Bagaimana tidak, sejak usia tujuh tahun Fauzan divonis mengidap penyakit kusta.
Kondisinya kini sudah cukup parah, dan perlu selalu mendapatkan pengobatan rutin yang diberikan petugas Puskesmas Marabatuan, Kecamatan setempat sejak 2024.
Baca juga: Nyaris Roboh dan Bahayakan Warga, Dishub Tanahbumbu Gercep Perbaiki Rambu Petunjuk Jalan
Baca juga: Bantuan Papan dan Balok Bagi Korban Banjir HSS Disalurkan, Sempat Terkendala di Penyedia
Tak sekedar menahan sakit dengan penyakit yang diderita, Fauzan juga dibenturkan dengan kondisi keluarga yang tidak utuh.
Setelah ibunya meninggal, ia sempat dibawa ayahnya yang menikah ke Lontar, Kecamatan Pulaulaut Barat.
Selama itulah pengobatan dari pihak Puskesmas terhenti.
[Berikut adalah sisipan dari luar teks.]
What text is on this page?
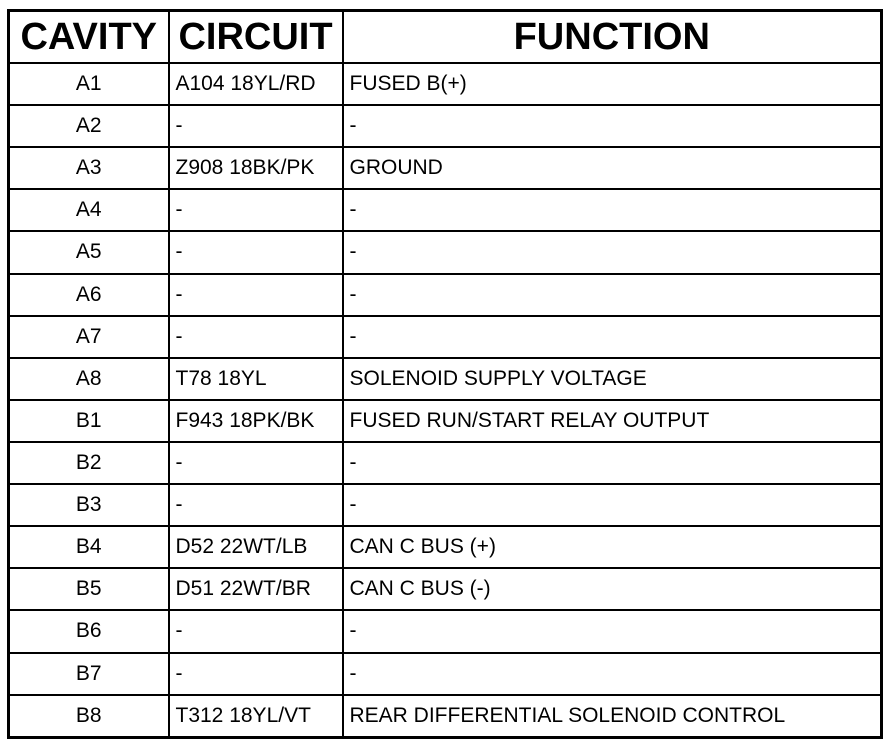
CAVITY	CIRCUIT	FUNCTION
A1	A104 18YL/RD	FUSED B(+)
A2	-	-
A3	Z908 18BK/PK	GROUND
A4	-	-
A5	-	-
A6	-	-
A7	-	-
A8	T78 18YL	SOLENOID SUPPLY VOLTAGE
B1	F943 18PK/BK	FUSED RUN/START RELAY OUTPUT
B2	-	-
B3	-	-
B4	D52 22WT/LB	CAN C BUS (+)
B5	D51 22WT/BR	CAN C BUS (-)
B6	-	-
B7	-	-
B8	T312 18YL/VT	REAR DIFFERENTIAL SOLENOID CONTROL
Namun karena ibu tirinya tidak berkenan merawat, akhirnya Fauzan dikirim kembali ke nenek dan kakeknya di Tanjung Nyiur pada 2025.
Miris, keduanya juga sudah tidak lagi kuat secara fisik, bahkan neneknya tunanetra dan sang kakek yang lumpuh.
Belum lama tadi, Kapolsek Pulau Sembilan, Iptu Agus Riyanto bersama petugas dari Puskesmas menyambangi kediaman Fauzan.
"Kunjungan ini sebagai wujud kepedulian terhadap kondisi Fauzan dan neneknya yang telah berjuang bertahahn hidup," ucapnya, Senin (9/2/2026).
Di kesempatan ini, pihaknya juga menyerahkan bantuan paket sembako sebagai bentuk dukungan untuk meringankan beban hidup Fauzan dan kakek neneknya.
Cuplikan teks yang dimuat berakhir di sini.